I’m not black, so I can’t say that I have personally had the experience of knowing what it feels like to perm my hair to make it acceptable to white people or my future. But, I can say that as a woman of color living in a world that isn’t all about people who look like me, it’s empowering to come across movies that remind you it’s OK to be your most natural self sometimes.
After I finished watching the film, I looked up the IMDb, as I always do when I finish watching a movie, and looked up the cast and the director. The director’s name, Haifaa al-Mansour, looked strangely familiar, and I realized where I knew her from. Last year, for an assignment for my Arabic class, I had to watch a Saudi film called “Wadjda” about a young girl named Wadjda who tests her family’s and her culture’s views on gender norms because of her incessant desire to bike instead of take on her role as a young girl in the household.
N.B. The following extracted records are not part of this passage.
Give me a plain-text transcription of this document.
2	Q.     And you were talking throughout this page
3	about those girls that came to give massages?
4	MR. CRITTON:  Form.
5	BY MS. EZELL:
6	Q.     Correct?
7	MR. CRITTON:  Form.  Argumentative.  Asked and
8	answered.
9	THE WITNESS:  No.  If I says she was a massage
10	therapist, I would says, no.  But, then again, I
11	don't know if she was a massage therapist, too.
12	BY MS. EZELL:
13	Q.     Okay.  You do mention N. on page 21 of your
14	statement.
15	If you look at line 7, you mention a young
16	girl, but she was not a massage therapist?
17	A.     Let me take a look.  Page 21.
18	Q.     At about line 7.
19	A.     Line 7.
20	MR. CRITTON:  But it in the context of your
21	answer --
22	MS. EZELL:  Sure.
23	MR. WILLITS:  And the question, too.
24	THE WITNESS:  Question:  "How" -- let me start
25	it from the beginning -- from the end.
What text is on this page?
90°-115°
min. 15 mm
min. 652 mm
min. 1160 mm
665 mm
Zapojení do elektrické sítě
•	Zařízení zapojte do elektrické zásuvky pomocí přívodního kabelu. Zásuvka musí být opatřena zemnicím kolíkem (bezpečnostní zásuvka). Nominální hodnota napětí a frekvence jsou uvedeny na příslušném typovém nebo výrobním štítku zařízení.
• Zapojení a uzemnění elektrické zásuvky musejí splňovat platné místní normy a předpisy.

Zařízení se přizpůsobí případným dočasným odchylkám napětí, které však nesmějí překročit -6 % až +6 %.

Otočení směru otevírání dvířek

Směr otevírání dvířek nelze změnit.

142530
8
I decided to do more research on Haifaa and found out that she is a controversial director back in Saudi Arabia because she tests the idea that girls never escape gender pressure.
“Wadjda” and “Nappily Ever After” are similar because they are both about empowering women and not always sticking to a mother’s view of what her daughter should be like. They are also different because “Nappily Ever After” questions a grown woman’s ideals about herself as well.
I don’t usually read the reviews for movies after I watch them, because I don’t want them to skew my perception of whether I liked the film or not. However, I was curious to see how other people — real critics of films — would react to a film about a woman finding her peace within herself. This structure for a movie isn’t unheard of and also isn’t anything new, but for the purpose of it being beneficial to the growing generation of girls who think that they have to fit a certain ideal of beauty, this movie is important. While some of the real critics may not agree with me, I think there is some power to what I’m saying.
Also, the movie, while portrayed to be a rom-com, was actually just a movie about a woman finding herself after a failed relationship, and truthfully, I like those movies more because they’re so much more relatable to life. Not everyone is lucky in finding “the one,” so I don’t really know why there is so much emphasis placed on girls needing to find their soulmate. But, I guess the dream sells better than the reality.
I hope in the coming years there are more films like “Nappily Ever After” that focus on the woman of color finding herself (and also her man or woman) who makes her happy. It’s these kinds of films that give me hope for a more accepting future — not just for women who can be natural head to toe, but the ones who find peace with exactly who they are, no matter how they present themselves.